The story didn't pick up for me until about the last 25%, and that's when I realized that there's going to be another book. After all of the gallivanting from timeline to timeline, in search of someone who could help Miss Peregrine, the Peculiar orphans are no closer to their goal than when this book started. If I'd known this was going to be a middle book going in, I would have prepared myself for all of the running and chasing and hiding and waiting...waiting for something to happen that actually made me care.

Hollow City had its moments. It was fast-paced and there was some dropping of the jaw. I still find these characters and their stories terribly fascinating, but I'm disappointed in the lack of resolution. I'm also disappointed that the humor and snark from the first book was noticeably absent in this sequel. For better or worse, this was a very middling middle book, and I would have to see some very positive reviews of the next book for there to be any chance I'd cave to my curiosity and find out what happens to Jacob and the rest of the Peculiars.

GIF it to me straight:

About the author:

I grew up in Florida, went to Kenyon College in Ohio, then film school at USC in LA, where I still live. I write books and screenplays, blog daily for, and make short films.

Miss Peregrine's Home for Peculiar Children is my first novel. I'm really excited about it -- it was challenging and rewarding and I hope people like it. If you read that and like the found photographs in it, you might be interested in a book comprised entirely of found photographs that I have coming out January 2012 from HarperCollins. It's called Talking Pictures. You can find sneak peeks by doing a search for "mental floss talking pictures" (I included a number of images in blogs there) and I made a kinda-sorta book trailer for it.

Find Ransom:

Website | Twitter | FacebookGoodreads | YouTube


  1. I do have the first one on my shelf, but honestly I haven't heard the best of things about the second. Can I read the first and feel satisfied, or will I also need to read book 2?

  2. Eh, well, I didn't get on well with Miss Peregerine's at all.
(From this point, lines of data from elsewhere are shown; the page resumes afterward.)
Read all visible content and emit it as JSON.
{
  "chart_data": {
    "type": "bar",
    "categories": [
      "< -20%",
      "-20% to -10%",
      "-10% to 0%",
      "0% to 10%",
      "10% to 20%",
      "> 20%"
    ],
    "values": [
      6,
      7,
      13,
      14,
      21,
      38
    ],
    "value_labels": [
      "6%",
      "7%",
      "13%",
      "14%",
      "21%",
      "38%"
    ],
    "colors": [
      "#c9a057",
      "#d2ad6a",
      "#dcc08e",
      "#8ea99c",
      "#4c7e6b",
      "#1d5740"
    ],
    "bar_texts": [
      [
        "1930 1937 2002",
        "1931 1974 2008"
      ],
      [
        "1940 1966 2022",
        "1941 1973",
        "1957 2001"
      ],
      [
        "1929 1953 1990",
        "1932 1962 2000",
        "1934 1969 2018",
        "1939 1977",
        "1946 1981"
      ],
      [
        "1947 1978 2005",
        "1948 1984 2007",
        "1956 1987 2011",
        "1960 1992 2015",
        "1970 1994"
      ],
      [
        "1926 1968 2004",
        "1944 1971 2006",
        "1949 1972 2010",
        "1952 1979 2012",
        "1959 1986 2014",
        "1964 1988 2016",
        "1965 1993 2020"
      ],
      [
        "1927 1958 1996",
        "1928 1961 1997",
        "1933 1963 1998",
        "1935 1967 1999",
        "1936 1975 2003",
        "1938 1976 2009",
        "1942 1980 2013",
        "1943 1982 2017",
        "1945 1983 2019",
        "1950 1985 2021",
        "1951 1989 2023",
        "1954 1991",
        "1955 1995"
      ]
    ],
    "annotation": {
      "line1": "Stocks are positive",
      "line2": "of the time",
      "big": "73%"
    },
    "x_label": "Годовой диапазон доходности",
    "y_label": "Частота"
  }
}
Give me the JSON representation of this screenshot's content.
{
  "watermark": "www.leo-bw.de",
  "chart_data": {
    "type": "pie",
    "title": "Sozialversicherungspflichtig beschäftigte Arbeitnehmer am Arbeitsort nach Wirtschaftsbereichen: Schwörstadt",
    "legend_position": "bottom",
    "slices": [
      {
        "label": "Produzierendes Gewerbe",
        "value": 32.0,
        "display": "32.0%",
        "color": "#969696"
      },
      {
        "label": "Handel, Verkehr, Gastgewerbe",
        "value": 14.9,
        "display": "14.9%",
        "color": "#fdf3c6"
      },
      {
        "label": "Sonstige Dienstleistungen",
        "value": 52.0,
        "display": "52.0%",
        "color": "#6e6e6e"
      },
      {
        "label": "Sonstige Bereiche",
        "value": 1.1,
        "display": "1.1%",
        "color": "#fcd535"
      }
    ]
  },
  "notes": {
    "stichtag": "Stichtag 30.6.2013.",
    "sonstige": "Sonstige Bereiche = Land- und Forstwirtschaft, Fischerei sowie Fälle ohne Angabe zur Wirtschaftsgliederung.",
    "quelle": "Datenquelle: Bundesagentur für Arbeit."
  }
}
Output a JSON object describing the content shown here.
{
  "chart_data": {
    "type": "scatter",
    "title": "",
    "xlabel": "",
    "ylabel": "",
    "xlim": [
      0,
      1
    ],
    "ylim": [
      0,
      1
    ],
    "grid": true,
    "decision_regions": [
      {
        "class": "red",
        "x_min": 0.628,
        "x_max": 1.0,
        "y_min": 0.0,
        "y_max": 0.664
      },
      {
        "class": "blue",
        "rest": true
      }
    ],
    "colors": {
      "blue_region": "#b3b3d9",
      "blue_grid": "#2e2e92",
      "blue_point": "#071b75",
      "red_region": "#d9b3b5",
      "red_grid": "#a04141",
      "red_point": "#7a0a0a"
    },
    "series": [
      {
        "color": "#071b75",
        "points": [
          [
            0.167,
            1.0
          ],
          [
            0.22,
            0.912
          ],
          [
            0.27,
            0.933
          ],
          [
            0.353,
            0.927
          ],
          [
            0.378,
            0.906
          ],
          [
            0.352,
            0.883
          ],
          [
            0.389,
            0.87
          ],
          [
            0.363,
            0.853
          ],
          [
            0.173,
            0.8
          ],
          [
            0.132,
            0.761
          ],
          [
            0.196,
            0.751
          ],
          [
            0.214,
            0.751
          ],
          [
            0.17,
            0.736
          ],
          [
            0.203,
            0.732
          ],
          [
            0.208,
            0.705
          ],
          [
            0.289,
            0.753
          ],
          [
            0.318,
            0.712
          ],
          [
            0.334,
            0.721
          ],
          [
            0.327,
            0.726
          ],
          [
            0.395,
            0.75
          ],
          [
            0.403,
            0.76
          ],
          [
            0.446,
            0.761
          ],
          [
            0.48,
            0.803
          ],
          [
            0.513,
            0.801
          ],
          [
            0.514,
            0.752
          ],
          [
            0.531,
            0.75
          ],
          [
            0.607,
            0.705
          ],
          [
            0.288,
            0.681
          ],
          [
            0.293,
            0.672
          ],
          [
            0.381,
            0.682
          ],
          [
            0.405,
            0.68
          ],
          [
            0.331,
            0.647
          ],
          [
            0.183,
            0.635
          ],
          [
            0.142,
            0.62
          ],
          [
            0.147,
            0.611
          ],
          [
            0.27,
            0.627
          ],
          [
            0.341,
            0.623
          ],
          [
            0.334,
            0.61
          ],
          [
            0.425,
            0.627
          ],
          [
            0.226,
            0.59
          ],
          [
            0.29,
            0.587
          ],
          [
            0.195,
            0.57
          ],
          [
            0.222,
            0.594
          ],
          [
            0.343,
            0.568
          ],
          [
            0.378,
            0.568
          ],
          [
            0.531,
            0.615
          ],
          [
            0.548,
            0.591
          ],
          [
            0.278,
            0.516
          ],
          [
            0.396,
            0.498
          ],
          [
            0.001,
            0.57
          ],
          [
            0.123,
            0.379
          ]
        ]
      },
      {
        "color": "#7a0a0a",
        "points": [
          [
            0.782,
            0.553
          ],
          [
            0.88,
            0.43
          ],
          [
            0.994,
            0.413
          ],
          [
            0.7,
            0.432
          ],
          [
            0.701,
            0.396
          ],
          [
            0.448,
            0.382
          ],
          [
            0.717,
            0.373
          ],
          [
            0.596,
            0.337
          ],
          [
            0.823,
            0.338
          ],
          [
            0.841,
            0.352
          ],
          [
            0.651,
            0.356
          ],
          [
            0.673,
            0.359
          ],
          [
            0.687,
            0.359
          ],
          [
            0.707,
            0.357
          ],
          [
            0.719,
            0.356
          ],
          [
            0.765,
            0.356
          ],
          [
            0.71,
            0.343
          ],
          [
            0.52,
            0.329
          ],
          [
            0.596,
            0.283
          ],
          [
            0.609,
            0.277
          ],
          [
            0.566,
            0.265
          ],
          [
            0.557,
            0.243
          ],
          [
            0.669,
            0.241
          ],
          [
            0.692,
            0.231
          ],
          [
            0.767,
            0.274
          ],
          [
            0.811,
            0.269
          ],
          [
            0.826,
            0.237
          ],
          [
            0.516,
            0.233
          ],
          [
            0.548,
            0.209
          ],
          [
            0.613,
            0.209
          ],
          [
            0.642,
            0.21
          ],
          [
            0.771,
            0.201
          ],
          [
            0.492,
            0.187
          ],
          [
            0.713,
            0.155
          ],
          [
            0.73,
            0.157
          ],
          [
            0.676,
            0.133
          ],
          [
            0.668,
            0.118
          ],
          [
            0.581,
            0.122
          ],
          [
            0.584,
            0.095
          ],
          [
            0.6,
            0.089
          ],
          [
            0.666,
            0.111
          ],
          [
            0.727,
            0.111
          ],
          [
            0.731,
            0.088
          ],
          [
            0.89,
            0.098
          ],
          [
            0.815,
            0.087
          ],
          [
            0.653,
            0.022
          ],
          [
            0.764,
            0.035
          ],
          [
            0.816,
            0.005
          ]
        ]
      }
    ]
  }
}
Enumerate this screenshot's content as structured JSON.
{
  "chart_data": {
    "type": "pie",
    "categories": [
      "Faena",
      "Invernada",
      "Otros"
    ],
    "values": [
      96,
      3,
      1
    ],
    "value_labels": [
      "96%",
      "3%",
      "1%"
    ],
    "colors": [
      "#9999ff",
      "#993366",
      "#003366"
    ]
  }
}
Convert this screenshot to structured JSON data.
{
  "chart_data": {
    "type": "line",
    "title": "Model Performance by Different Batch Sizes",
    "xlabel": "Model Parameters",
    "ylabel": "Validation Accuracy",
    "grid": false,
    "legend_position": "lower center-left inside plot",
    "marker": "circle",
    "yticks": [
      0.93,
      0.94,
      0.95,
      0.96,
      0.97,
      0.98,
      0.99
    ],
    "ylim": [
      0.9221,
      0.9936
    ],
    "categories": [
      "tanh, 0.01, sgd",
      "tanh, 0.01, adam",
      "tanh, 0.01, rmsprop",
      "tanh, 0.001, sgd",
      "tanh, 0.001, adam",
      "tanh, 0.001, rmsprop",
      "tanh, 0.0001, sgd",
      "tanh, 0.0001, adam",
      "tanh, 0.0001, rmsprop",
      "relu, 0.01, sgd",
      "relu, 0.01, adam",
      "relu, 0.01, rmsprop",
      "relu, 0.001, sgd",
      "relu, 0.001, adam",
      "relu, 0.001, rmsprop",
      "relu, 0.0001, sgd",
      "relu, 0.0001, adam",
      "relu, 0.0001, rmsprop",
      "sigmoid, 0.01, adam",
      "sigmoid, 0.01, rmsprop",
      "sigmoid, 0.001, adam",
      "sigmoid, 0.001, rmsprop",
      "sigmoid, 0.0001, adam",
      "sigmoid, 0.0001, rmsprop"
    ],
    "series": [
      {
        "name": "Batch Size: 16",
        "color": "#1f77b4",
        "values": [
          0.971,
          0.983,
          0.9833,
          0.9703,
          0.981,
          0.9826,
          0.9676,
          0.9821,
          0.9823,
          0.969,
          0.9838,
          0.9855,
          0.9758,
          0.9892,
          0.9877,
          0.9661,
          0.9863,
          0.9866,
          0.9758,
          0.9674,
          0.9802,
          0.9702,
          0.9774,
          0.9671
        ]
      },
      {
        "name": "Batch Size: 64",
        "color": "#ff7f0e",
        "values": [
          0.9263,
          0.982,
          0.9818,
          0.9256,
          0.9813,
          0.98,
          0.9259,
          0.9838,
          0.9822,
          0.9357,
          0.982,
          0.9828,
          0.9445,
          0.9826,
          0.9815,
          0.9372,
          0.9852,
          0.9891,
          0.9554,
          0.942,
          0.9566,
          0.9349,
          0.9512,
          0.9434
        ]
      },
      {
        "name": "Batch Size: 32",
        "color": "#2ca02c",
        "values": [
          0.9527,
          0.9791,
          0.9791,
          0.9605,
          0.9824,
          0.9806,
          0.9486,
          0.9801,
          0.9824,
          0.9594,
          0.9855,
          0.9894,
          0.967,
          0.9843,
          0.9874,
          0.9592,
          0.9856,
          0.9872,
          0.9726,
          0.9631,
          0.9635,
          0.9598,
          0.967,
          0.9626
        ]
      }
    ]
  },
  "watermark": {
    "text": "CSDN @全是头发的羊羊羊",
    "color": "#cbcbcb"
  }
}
Which is a dying shame because I LOVE all things creepy. I didn't actually think it was that creepy (too many episodes of Supernatural, probably, shame on me). I don't think I'll be reading Hollow City, especially if it just flies with the romance and not the actual cool (a.k.a. creepy) parts of the story.

  3. this is a series i have had on my TBR for a while and not sure if I really wanted to read it. Sounds really good. I think I may have to pick up the audio. great review.

  4. I've been meaning to read the first book for forever. I have flipped through and looked at those awesome pictures a couple of times myself. I like that the relationship that the book focuses on is familial instead of romantic. Great review! Also, first I lol'd, then I serious'd Seriously snorted.

  5. I didn't like the first book, I felt there was SO much information missing. I had to pick up the second book just to satisfy my eager self to WANT to know what happened next.